Moving the raised beds to that part of the garden means losing the site I'd earmarked for the 7/8ths line but I already had a couple of alternative locations in mind.

So that just leaves finding somewhere to shoehorn in the 5" line...

Tuesday, 25 June 2019


Matt Acton of Berry Hill Works has finished the lining of my Accucraft Wren and I think you'll agree he has done a stunning job.

Many of you will recognise that it is named after the late great Peter Jones of Compton Down fame.
Peter must have inspired many many garden railway modellers over the year.  He encouraged people to have a go, whatever their abilities, and was one of the first to popularise the scenic "modelled" garden railway as opposed to trains running around a lawn or flower bed.
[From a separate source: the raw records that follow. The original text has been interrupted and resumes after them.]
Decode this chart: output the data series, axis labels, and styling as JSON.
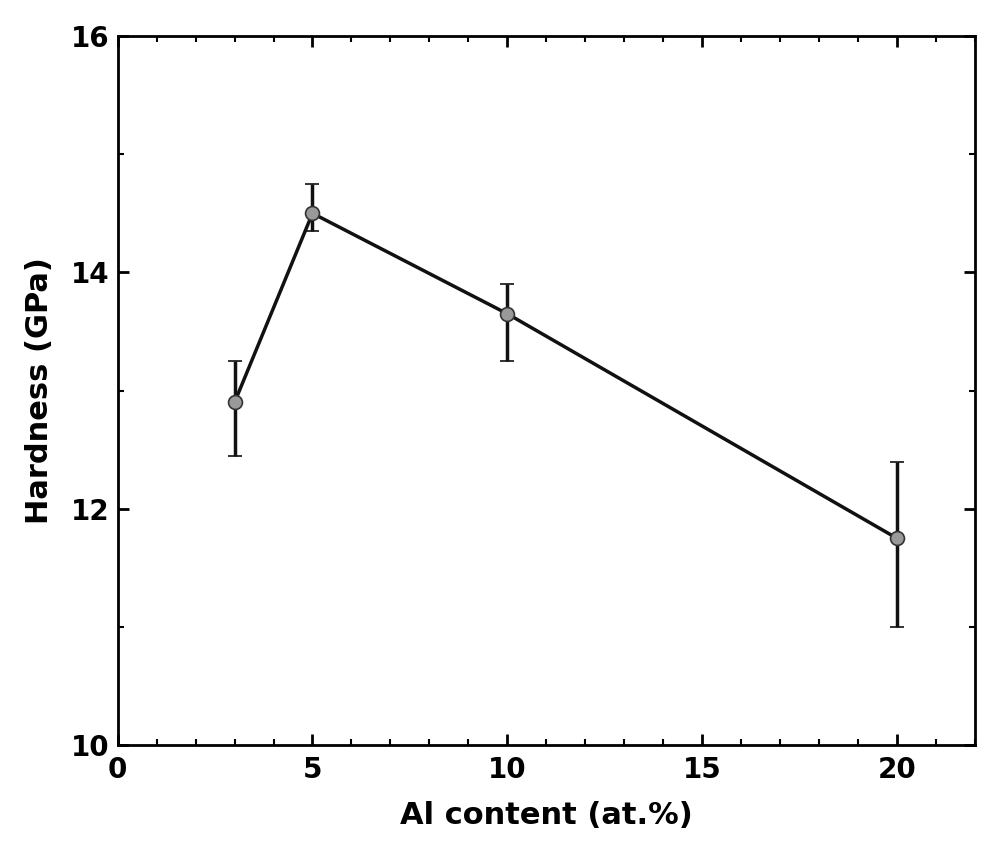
{
  "x": [
    3,
    5,
    10,
    20
  ],
  "y": [
    12.9,
    14.5,
    13.65,
    11.75
  ],
  "yerr_upper": [
    0.35,
    0.25,
    0.25,
    0.65
  ],
  "yerr_lower": [
    0.45,
    0.15,
    0.4,
    0.75
  ],
  "xlabel": "Al content (at.%)",
  "ylabel": "Hardness (GPa)",
  "xlim": [
    0,
    22
  ],
  "ylim": [
    10,
    16
  ],
  "xticks": [
    0,
    5,
    10,
    15,
    20
  ],
  "yticks": [
    10,
    12,
    14,
    16
  ],
  "line_color": "#111111",
  "marker_facecolor": "#999999",
  "marker_edge_color": "#333333",
  "marker_size": 10,
  "line_width": 2.5,
  "xlabel_fontsize": 22,
  "ylabel_fontsize": 22,
  "tick_fontsize": 20,
  "background_color": "#ffffff",
  "figure_facecolor": "#ffffff"
}
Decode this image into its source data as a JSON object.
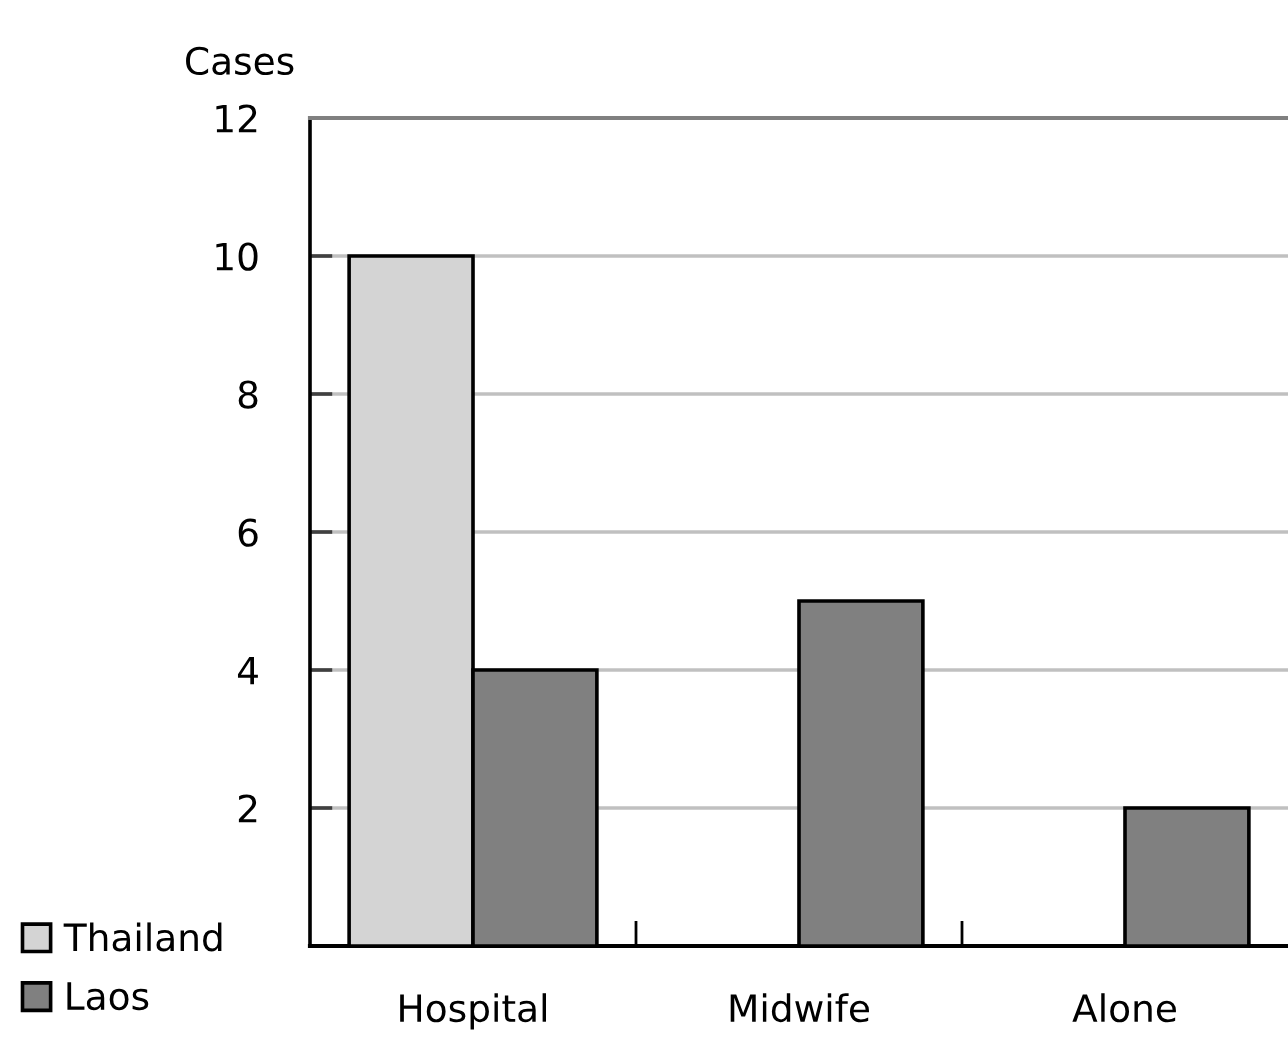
{
  "chart_data": {
    "type": "bar",
    "ylabel": "Cases",
    "categories": [
      "Hospital",
      "Midwife",
      "Alone"
    ],
    "series": [
      {
        "name": "Thailand",
        "color": "#d4d4d4",
        "values": [
          10,
          null,
          null
        ]
      },
      {
        "name": "Laos",
        "color": "#808080",
        "values": [
          4,
          5,
          2
        ]
      }
    ],
    "ylim": [
      0,
      12
    ],
    "yticks": [
      2,
      4,
      6,
      8,
      10,
      12
    ],
    "grid": "y",
    "legend": "bottom left"
  }
}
He also had a 1:1 model of a Wren in his "greenhouse" so it seemed a particularly apt choice.

Whilst I obviously can't wait to get my hands on it, the Llechfan Garden Railway at Towyn, which has preserved so much of Peter's legacy, is holding a 70th anniversary celebration of the Compton Down, so I'm trying to arrange for the Wren to visit for the day, though sadly without me. I'll be collecting rescue chickens to replace our flock which a fox devastated whilst we were on holiday.

I did harbour plans to snap up one of the last Accucraft Bagnalls, but that plan has been compromised by finally losing patience with my ride on mower and deciding to replace it with something more robust. Oh and goats, my wife has decided we need goats which are arriving next month as well. The Eaugate Light Railway is becoming increasingly agricultural!

Wednesday, 5 June 2019

Plans and more Plans

It has been a funny first half of a year. Whilst the Winter months were busy with work Spring was focussed on family and improvements at Elder Cottage, particularly in the garden.
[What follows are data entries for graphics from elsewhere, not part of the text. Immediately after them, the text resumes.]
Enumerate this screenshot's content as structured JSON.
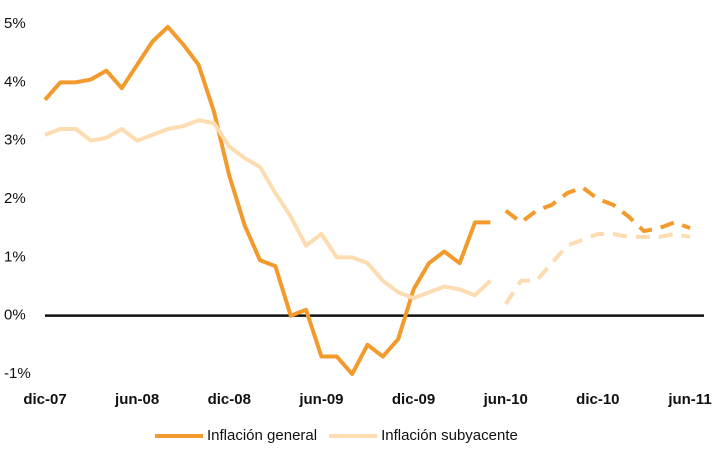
{
  "chart_data": {
    "type": "line",
    "categories": [
      "dic-07",
      null,
      null,
      null,
      null,
      null,
      "jun-08",
      null,
      null,
      null,
      null,
      null,
      "dic-08",
      null,
      null,
      null,
      null,
      null,
      "jun-09",
      null,
      null,
      null,
      null,
      null,
      "dic-09",
      null,
      null,
      null,
      null,
      null,
      "jun-10",
      null,
      null,
      null,
      null,
      null,
      "dic-10",
      null,
      null,
      null,
      null,
      null,
      "jun-11"
    ],
    "series": [
      {
        "name": "Inflación general",
        "color": "#f39a2c",
        "dashed_from": 29,
        "values": [
          3.7,
          4.0,
          4.0,
          4.05,
          4.2,
          3.9,
          4.3,
          4.7,
          4.95,
          4.65,
          4.3,
          3.5,
          2.4,
          1.55,
          0.95,
          0.85,
          0.0,
          0.1,
          -0.7,
          -0.7,
          -1.0,
          -0.5,
          -0.7,
          -0.4,
          0.45,
          0.9,
          1.1,
          0.9,
          1.6,
          1.6,
          1.8,
          1.6,
          1.8,
          1.9,
          2.1,
          2.2,
          2.0,
          1.9,
          1.7,
          1.45,
          1.5,
          1.6,
          1.5
        ]
      },
      {
        "name": "Inflación subyacente",
        "color": "#fcdcb0",
        "dashed_from": 29,
        "values": [
          3.1,
          3.2,
          3.2,
          3.0,
          3.05,
          3.2,
          3.0,
          3.1,
          3.2,
          3.25,
          3.35,
          3.3,
          2.9,
          2.7,
          2.55,
          2.1,
          1.7,
          1.2,
          1.4,
          1.0,
          1.0,
          0.9,
          0.6,
          0.4,
          0.3,
          0.4,
          0.5,
          0.45,
          0.35,
          0.6,
          0.2,
          0.6,
          0.6,
          0.9,
          1.2,
          1.3,
          1.4,
          1.4,
          1.35,
          1.35,
          1.35,
          1.4,
          1.35
        ]
      }
    ],
    "ylim": [
      -1.2,
      5.2
    ],
    "yticks": [
      {
        "value": -1,
        "label": "-1%"
      },
      {
        "value": 0,
        "label": "0%"
      },
      {
        "value": 1,
        "label": "1%"
      },
      {
        "value": 2,
        "label": "2%"
      },
      {
        "value": 3,
        "label": "3%"
      },
      {
        "value": 4,
        "label": "4%"
      },
      {
        "value": 5,
        "label": "5%"
      }
    ],
    "zero_line": true,
    "legend": "bottom"
  }
}
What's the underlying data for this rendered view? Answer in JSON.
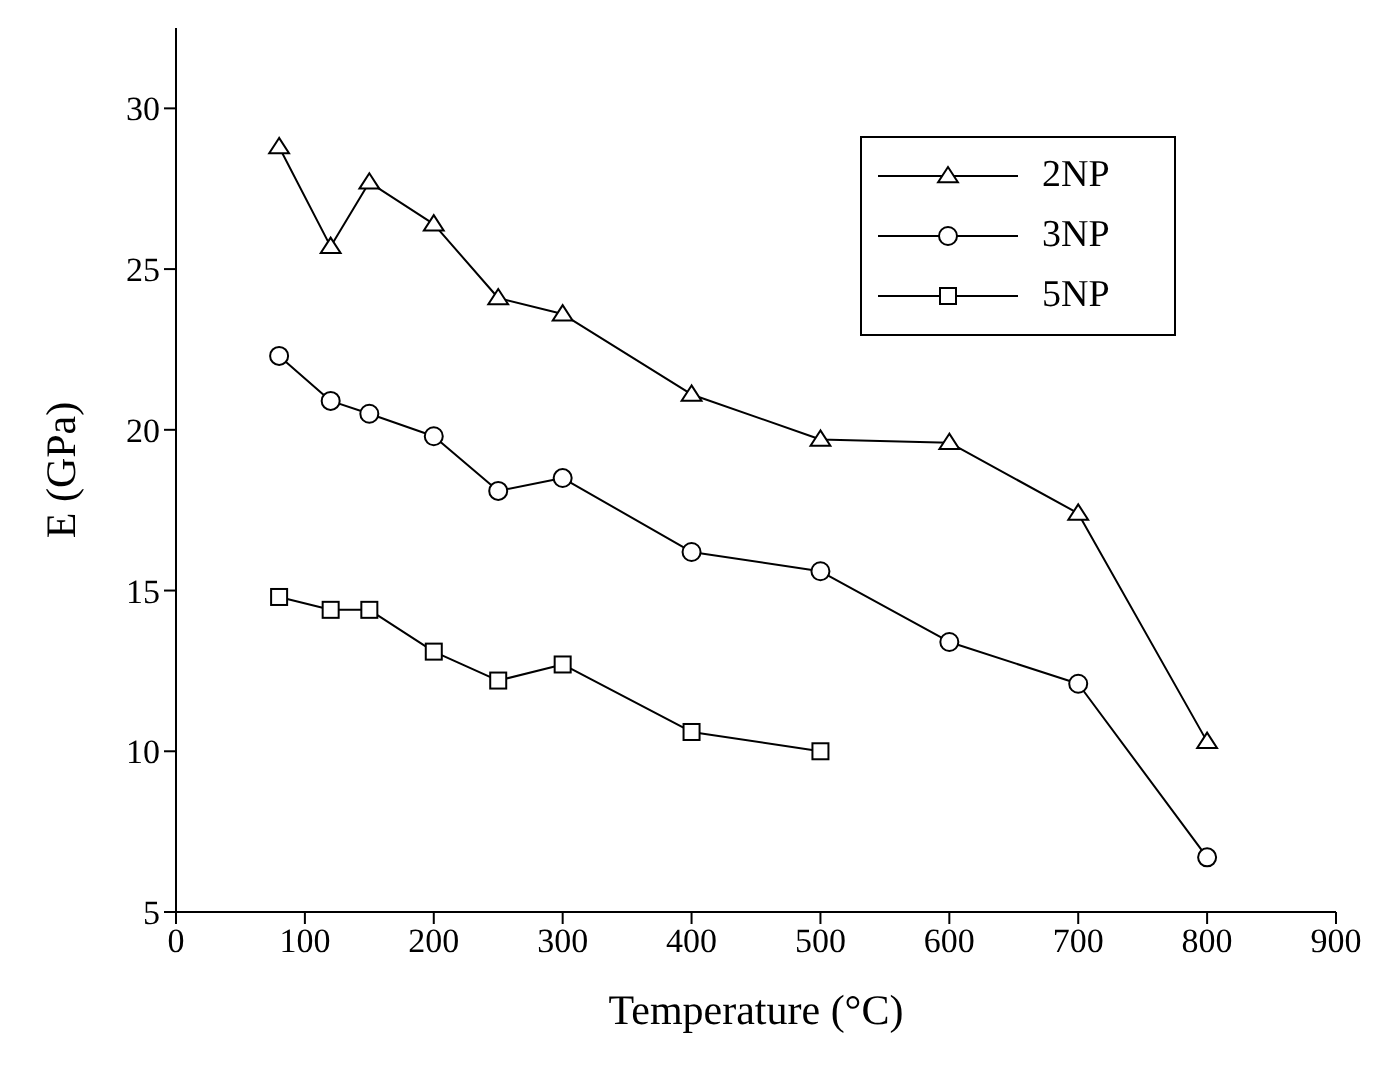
{
  "chart_data": {
    "type": "line",
    "xlabel": "Temperature (°C)",
    "ylabel": "E (GPa)",
    "x": [
      80,
      120,
      150,
      200,
      250,
      300,
      400,
      500,
      600,
      700,
      800
    ],
    "series": [
      {
        "name": "2NP",
        "color": "#000000",
        "marker": "triangle",
        "values": [
          28.8,
          25.7,
          27.7,
          26.4,
          24.1,
          23.6,
          21.1,
          19.7,
          19.6,
          17.4,
          10.3
        ]
      },
      {
        "name": "3NP",
        "color": "#000000",
        "marker": "circle",
        "values": [
          22.3,
          20.9,
          20.5,
          19.8,
          18.1,
          18.5,
          16.2,
          15.6,
          13.4,
          12.1,
          6.7
        ]
      },
      {
        "name": "5NP",
        "color": "#000000",
        "marker": "square",
        "values": [
          14.8,
          14.4,
          14.4,
          13.1,
          12.2,
          12.7,
          10.6,
          10.0,
          null,
          null,
          null
        ]
      }
    ],
    "xlim": [
      0,
      900
    ],
    "xticks": [
      0,
      100,
      200,
      300,
      400,
      500,
      600,
      700,
      800,
      900
    ],
    "ylim": [
      5,
      32.5
    ],
    "yticks": [
      5,
      10,
      15,
      20,
      25,
      30
    ],
    "grid": false,
    "legend": "top right",
    "line_style": "solid"
  }
}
That is quite significant for the Eaugate Light Railway, because as our plans become more concrete for the garden so do the plans for the extensions, and revisions, of the 7 1/4".

One of our local crafters made this rustic version of Elder Cottage
The trees on the left of the photo have now gone.
You can see how close to the house and the overhead cables they were

In the short term the biggest change is that we've taken out several of the mature self-seeded trees that had grown alongside the house, and the old apple trees a third of the way up the garden.
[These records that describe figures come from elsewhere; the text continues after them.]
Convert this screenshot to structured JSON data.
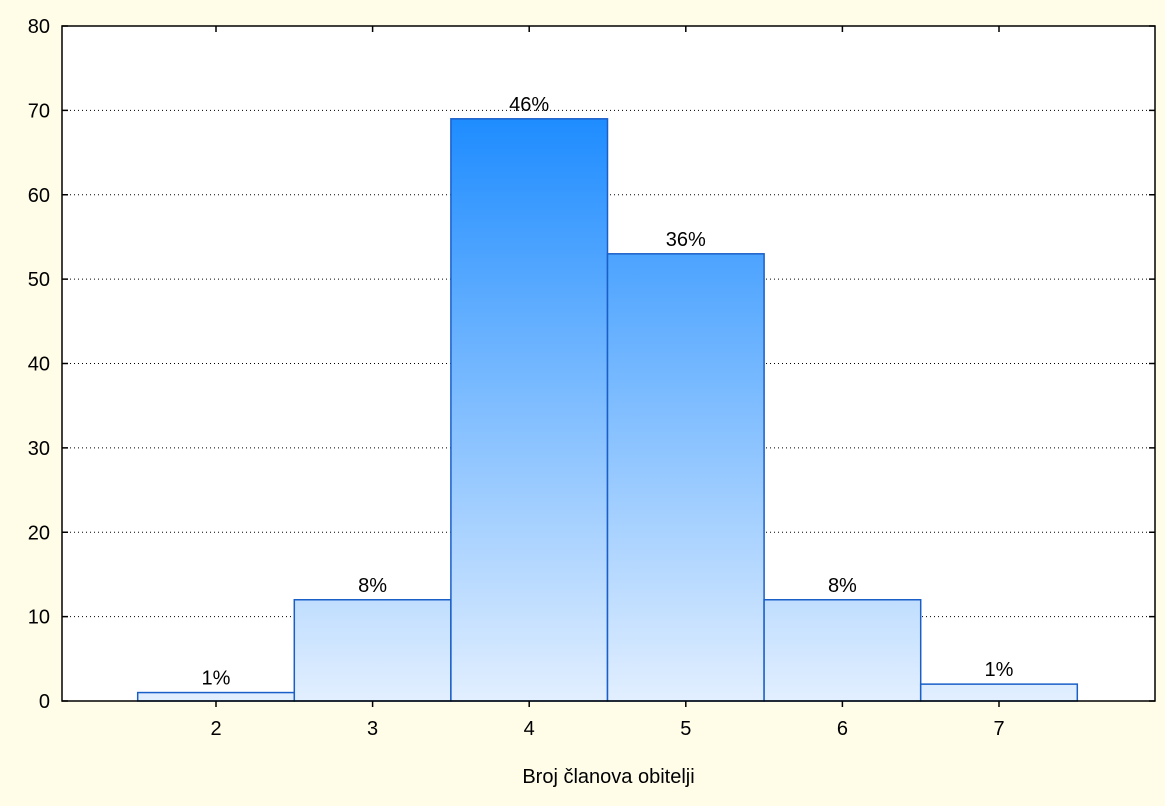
{
  "colors": {
    "background": "#fffde8",
    "plot_background": "#ffffff",
    "bar_stroke": "#1a5fc8",
    "bar_gradient_top": "#1e8cff",
    "bar_gradient_bottom": "#e2efff",
    "axis": "#000000",
    "grid": "#000000"
  },
  "chart_data": {
    "type": "bar",
    "title": "",
    "xlabel": "Broj članova obitelji",
    "ylabel": "",
    "categories": [
      "2",
      "3",
      "4",
      "5",
      "6",
      "7"
    ],
    "values": [
      1,
      12,
      69,
      53,
      12,
      2
    ],
    "data_labels": [
      "1%",
      "8%",
      "46%",
      "36%",
      "8%",
      "1%"
    ],
    "ylim": [
      0,
      80
    ],
    "yticks": [
      0,
      10,
      20,
      30,
      40,
      50,
      60,
      70,
      80
    ],
    "grid": "horizontal dotted",
    "legend": "none"
  }
}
Now I normally hate having to have trees cut down, but I salve my conscience with the fact that we are still to count all the trees on our land, and the long term plans involve more suitable replacements.

The sycamores and elders were stealing light from one of the rooms, their roots were in danger of causing structural problems and their branches were dangerously close to overhead cables. It is pure coincidence that they also formed a major barrier to extending the line down that side of the house.

With them out of the way we can now plan what will be a short but significant new section of track that will eventually lead both to additional wood storage areas and a road-accessible terminus. The trees will be replaced by native hedging. One thing that is already clear is that I need to alter the alignment of the last 5m of the "tramway" section, so I'm glad I made the decision to lay the tramway as temporary track.

It was a tough choice deciding whether or not to remove the apple trees. They were very productive, in fact far too much so, giving us a massive glut of fruit and a major problem clearing away windfalls each Autumn. Visually we also found them a major barrier to us even beginning to imagine our vision for the garden. That eventual vision will obviously have a big impact on the big extension to the ELR and its eventual route to the garden office. The apple trees will be replaced by a more manageable and diverse mini-orchard as part of the redesign, which will also let us remove some of the other fruit trees that have also grown out of hand.

We are hoping to have the garden office built by the end of the year, and that will also give me more space for a modelling workshop and a more permanent layout. It is odd thinking about returning to 4mm standard gauge after what has been a four-year gap, but that is a story for another day.